I'm working through a Galois Theory book and I'm stuck on the following:
$\left |\mathbb{Q}(\sqrt[3]{3},\sqrt{3},i:\mathbb{Q}) \right |$. I've (hopefully correctly) that this is a normal field extension but I can't see where to go from here to show what the dimension of this field is.
Any help appreciated.
$[\mathbb{Q}(\sqrt[3]{3}) : \mathbb{Q}] = 3$, whereas $[\mathbb{Q}(\sqrt{3}) : \mathbb{Q}] = 2$. Thus $[\mathbb{Q}(\sqrt[3]{3}, \sqrt{3}) : \mathbb{Q}] = 6$ because both 3 and 2 must divide this dimension, and the dimension can't be more than the product (the products of elements in a basis for each will span $\mathbb{Q}(\sqrt[3]{3},\sqrt{3}) / \mathbb{Q}$).
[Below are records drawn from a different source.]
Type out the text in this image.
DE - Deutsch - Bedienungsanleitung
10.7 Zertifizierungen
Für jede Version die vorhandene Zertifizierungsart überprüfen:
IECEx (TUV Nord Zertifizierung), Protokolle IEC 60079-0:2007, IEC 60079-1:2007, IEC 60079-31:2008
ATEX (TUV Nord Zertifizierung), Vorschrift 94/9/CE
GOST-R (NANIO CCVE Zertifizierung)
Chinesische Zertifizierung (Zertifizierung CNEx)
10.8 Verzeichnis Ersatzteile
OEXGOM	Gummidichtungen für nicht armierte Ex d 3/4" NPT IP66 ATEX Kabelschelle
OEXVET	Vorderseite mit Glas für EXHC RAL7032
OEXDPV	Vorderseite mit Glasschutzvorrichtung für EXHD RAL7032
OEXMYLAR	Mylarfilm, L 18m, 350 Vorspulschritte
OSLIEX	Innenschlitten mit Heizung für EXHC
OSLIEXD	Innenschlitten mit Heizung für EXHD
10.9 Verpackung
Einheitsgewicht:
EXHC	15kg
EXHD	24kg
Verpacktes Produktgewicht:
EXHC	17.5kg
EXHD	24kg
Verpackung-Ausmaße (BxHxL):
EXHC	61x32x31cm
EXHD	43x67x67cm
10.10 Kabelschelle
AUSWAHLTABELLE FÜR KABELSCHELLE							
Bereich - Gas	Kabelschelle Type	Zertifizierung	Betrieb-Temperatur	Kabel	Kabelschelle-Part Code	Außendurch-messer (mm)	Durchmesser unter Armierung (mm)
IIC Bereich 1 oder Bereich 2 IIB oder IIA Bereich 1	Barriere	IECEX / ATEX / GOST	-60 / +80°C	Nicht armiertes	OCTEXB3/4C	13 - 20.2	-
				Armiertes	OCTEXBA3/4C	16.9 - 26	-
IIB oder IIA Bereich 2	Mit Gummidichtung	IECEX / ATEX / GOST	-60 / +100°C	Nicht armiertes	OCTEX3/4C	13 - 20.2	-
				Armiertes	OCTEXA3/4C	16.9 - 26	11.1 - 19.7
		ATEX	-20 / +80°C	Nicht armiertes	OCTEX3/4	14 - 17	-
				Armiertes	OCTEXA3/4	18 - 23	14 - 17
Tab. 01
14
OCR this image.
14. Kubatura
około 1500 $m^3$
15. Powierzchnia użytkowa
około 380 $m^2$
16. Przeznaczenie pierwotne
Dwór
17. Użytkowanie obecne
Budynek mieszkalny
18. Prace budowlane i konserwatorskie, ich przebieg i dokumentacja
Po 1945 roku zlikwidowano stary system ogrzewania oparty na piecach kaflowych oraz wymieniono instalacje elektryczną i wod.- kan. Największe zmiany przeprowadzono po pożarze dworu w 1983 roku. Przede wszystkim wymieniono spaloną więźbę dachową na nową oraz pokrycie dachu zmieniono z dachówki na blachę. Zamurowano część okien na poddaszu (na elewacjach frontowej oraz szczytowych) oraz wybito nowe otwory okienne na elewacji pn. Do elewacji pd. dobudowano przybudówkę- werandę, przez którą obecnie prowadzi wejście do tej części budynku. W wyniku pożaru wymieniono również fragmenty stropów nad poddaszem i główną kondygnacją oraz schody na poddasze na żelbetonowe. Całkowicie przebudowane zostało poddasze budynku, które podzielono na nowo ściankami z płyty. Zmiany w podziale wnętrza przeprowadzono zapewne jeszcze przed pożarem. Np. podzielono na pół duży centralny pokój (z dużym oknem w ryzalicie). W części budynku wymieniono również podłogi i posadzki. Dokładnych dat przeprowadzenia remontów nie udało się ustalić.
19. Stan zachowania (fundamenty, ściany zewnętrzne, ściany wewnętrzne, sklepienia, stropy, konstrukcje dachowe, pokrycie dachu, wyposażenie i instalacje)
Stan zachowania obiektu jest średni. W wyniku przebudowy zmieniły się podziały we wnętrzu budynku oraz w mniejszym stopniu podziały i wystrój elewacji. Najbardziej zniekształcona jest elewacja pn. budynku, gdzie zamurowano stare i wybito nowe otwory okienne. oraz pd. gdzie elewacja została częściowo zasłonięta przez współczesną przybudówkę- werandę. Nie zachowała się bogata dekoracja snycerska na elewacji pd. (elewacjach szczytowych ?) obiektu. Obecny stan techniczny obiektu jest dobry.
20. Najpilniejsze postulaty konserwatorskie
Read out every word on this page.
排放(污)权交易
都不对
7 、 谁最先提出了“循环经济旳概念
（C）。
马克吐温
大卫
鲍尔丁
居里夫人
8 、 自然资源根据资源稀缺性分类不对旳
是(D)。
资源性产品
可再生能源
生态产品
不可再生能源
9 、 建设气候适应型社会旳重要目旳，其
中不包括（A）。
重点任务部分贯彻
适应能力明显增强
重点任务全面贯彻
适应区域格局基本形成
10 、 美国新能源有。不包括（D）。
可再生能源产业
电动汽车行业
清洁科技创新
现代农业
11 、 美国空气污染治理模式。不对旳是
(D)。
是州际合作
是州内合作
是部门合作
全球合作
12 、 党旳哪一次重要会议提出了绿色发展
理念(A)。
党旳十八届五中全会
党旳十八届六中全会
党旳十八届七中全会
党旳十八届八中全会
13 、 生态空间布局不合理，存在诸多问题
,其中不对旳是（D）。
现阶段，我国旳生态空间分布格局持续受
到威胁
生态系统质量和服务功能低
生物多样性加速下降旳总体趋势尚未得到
But then when you adjoin $i$, you'll either multiply the dimension by $2$ or leave it alone, the latter happening only if $i \in \mathbb{Q}(\sqrt[3]{3},\sqrt{3})$, but $i \not\in \mathbb{Q}(\sqrt[3]{3},\sqrt{3})$ because $\mathbb{Q}(\sqrt[3]{3},\sqrt{3})$ is totally real. So the dimension of $\mathbb{Q}(\sqrt[3]{3},\sqrt{3}, i) / \mathbb{Q}$ is 12.